The temporal correlation between hydrogen production and renewable electricity production is intended to ensure that the two are synchronised. For every calendar hour, the electricity consumed must:

  • either be generated by a PPA-contracted renewables installation;
  • or come from a storage asset that was charged under these conditions;
  • or be produced in a one-hour period where the clearing price at the day-ahead market is lower or equal to 20 €/MWh or lower than 0.36 times the price of an ETS emission allowance.

While the first two options have been part of earlier leaks, the last option is new. How the price thresholds have been set remains unclear, but they do provide additional flexibility for hydrogen producers.

The underlying rationale seems to be that in times of relatively low spot market prices, the electricity supply is not scarce, a situation typically caused by renewables infeed.

This system perspective is useful to the otherwise problematic temporal correlation criteria. Requiring a strict temporal correlation between contracted renewable assets and hydrogen production would create operational challenges with questionable macro-economic benefits.  

Hourly matching is replaced by monthly matching until the end of 2026, thereby eliminating the temporal constraint during this transitional period.

However, this exception does not apply if the hydrogen receives production support. This presumably reflects the existing requirements of the state aid guidelines for climate and energy.

The additionality and temporal correlation requirements described above do not apply if the electrolyser consumes electricity during periods of downward redispatch, i.e. when renewables are curtailed. In that case, an equivalent amount of electricity counts as fully renewable, but it is unclear how this will be operationalised.

Geographic correlation aims to avoid hydrogen producers not being able to physically source renewable electricity due to electricity grid congestion.

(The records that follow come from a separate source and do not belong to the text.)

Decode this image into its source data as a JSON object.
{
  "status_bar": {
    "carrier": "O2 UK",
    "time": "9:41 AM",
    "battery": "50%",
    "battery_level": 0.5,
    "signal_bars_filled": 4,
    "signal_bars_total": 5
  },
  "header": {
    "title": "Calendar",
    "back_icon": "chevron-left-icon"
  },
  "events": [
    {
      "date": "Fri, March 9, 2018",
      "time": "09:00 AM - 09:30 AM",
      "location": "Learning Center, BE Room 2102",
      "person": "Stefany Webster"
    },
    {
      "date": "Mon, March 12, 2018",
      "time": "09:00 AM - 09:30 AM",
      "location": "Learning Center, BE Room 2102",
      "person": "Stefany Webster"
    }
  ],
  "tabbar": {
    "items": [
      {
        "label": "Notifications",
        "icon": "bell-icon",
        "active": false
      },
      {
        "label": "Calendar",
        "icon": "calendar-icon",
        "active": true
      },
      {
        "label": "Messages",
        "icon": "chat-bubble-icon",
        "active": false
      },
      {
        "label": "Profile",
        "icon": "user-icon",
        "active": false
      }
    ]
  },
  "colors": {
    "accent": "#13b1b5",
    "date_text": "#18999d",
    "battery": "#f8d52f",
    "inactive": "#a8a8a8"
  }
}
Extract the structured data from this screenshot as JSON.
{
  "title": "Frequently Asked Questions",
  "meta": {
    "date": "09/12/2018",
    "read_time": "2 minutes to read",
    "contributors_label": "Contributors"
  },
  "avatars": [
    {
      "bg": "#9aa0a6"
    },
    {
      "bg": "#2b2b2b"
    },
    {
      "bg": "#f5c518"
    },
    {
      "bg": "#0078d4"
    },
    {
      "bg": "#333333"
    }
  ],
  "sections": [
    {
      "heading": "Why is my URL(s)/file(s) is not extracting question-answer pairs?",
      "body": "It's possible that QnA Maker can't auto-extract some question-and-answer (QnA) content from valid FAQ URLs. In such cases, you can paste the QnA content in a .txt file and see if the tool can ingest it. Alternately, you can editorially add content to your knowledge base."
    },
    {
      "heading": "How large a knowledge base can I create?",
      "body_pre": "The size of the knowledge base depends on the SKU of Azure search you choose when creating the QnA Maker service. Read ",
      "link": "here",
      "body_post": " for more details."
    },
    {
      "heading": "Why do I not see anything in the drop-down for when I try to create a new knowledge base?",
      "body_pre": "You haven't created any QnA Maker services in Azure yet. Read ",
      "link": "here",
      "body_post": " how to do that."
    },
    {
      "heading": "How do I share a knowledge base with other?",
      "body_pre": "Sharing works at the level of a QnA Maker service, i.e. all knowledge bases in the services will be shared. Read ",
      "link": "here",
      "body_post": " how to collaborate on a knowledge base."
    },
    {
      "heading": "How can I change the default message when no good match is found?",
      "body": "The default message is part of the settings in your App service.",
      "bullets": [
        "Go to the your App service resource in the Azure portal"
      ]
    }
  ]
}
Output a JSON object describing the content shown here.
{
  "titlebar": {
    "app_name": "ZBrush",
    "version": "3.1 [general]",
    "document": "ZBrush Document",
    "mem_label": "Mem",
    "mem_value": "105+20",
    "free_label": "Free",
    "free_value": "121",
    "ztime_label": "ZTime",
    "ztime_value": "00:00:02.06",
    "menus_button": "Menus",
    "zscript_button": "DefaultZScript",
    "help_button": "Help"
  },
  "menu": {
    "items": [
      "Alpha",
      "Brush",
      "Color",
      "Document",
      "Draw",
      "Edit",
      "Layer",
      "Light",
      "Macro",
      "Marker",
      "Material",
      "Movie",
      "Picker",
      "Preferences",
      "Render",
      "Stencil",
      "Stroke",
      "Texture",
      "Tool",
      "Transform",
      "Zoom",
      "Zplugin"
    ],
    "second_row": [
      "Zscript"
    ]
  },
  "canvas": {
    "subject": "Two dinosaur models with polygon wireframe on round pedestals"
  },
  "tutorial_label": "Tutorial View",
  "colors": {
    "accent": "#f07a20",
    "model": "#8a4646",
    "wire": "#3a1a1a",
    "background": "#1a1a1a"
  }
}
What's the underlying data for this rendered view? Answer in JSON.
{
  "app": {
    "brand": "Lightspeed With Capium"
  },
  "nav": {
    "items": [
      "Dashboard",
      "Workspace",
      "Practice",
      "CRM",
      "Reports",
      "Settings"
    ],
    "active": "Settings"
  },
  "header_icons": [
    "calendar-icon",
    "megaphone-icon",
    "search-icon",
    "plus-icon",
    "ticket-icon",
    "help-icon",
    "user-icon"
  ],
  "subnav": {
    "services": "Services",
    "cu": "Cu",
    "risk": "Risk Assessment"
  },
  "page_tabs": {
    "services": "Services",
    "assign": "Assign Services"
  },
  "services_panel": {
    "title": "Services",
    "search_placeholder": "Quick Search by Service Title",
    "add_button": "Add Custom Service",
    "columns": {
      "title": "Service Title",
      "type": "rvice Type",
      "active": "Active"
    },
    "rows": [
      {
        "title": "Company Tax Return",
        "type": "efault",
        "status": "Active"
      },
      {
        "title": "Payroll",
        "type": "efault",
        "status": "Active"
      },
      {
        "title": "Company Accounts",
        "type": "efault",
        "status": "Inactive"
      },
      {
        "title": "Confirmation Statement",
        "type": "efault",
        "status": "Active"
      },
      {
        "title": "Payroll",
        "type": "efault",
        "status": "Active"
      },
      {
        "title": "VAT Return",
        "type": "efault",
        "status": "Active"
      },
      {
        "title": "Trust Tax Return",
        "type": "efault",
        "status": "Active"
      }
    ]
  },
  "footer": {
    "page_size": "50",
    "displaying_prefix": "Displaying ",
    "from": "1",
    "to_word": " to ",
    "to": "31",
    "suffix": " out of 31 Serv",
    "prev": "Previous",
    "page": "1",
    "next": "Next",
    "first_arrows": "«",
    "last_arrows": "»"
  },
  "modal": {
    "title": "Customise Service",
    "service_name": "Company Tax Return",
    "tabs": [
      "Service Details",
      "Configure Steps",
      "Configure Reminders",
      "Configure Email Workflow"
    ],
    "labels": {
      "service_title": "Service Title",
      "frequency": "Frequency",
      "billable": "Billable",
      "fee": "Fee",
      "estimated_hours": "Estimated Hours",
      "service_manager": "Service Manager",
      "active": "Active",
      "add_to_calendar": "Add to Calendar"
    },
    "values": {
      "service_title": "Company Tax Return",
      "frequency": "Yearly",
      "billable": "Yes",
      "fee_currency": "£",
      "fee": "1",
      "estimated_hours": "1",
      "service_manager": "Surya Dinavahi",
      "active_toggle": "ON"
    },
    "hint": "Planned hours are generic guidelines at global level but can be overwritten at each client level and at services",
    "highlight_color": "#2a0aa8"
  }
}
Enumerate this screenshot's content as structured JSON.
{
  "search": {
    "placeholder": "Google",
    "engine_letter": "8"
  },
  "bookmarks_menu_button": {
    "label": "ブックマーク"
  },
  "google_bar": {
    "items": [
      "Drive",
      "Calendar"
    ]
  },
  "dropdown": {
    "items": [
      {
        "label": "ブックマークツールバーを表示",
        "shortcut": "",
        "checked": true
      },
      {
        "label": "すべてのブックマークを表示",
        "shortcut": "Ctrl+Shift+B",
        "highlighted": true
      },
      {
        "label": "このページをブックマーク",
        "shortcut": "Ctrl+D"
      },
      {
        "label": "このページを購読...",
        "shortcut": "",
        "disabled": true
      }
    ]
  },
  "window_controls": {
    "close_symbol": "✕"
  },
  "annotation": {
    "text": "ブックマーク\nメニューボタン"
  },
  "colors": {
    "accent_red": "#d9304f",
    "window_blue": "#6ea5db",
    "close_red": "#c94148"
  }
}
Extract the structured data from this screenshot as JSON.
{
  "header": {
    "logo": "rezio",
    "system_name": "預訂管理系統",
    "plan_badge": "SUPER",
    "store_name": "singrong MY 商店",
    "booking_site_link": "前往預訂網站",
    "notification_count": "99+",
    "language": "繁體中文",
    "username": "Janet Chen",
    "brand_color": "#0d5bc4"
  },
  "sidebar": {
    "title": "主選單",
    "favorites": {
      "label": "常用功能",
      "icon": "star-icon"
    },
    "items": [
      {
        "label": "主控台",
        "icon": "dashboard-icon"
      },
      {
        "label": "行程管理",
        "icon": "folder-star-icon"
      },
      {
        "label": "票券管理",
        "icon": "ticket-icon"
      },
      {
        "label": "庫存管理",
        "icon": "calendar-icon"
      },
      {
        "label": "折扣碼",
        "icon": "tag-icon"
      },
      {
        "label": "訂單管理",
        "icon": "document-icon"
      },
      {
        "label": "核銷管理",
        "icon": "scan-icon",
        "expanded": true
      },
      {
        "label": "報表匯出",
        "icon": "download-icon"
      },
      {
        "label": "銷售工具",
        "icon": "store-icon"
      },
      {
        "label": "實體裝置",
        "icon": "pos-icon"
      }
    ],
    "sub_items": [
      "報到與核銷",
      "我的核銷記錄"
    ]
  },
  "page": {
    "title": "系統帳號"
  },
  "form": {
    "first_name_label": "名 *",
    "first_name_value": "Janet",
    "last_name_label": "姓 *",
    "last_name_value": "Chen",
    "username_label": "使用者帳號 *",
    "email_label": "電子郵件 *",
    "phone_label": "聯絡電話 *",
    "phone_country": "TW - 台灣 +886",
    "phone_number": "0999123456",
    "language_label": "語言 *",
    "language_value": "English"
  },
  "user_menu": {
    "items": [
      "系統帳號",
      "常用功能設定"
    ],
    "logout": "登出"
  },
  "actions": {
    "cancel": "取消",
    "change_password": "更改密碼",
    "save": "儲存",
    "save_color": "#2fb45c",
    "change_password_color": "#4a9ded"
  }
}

The delegated act states that electrolysers and renewables installations should be located in the same bidding zones, an adjacent offshore bidding zone, or a neighbouring bidding zone with equal or higher day-ahead market prices.

The latter implies that grid bottlenecks do not constrain the electricity import direction. However, member states are allowed to introduce further criteria regarding the location of electrolysers.

Overall, the criteria of the delegated act have remained quite strict, despite heavy industry opposition.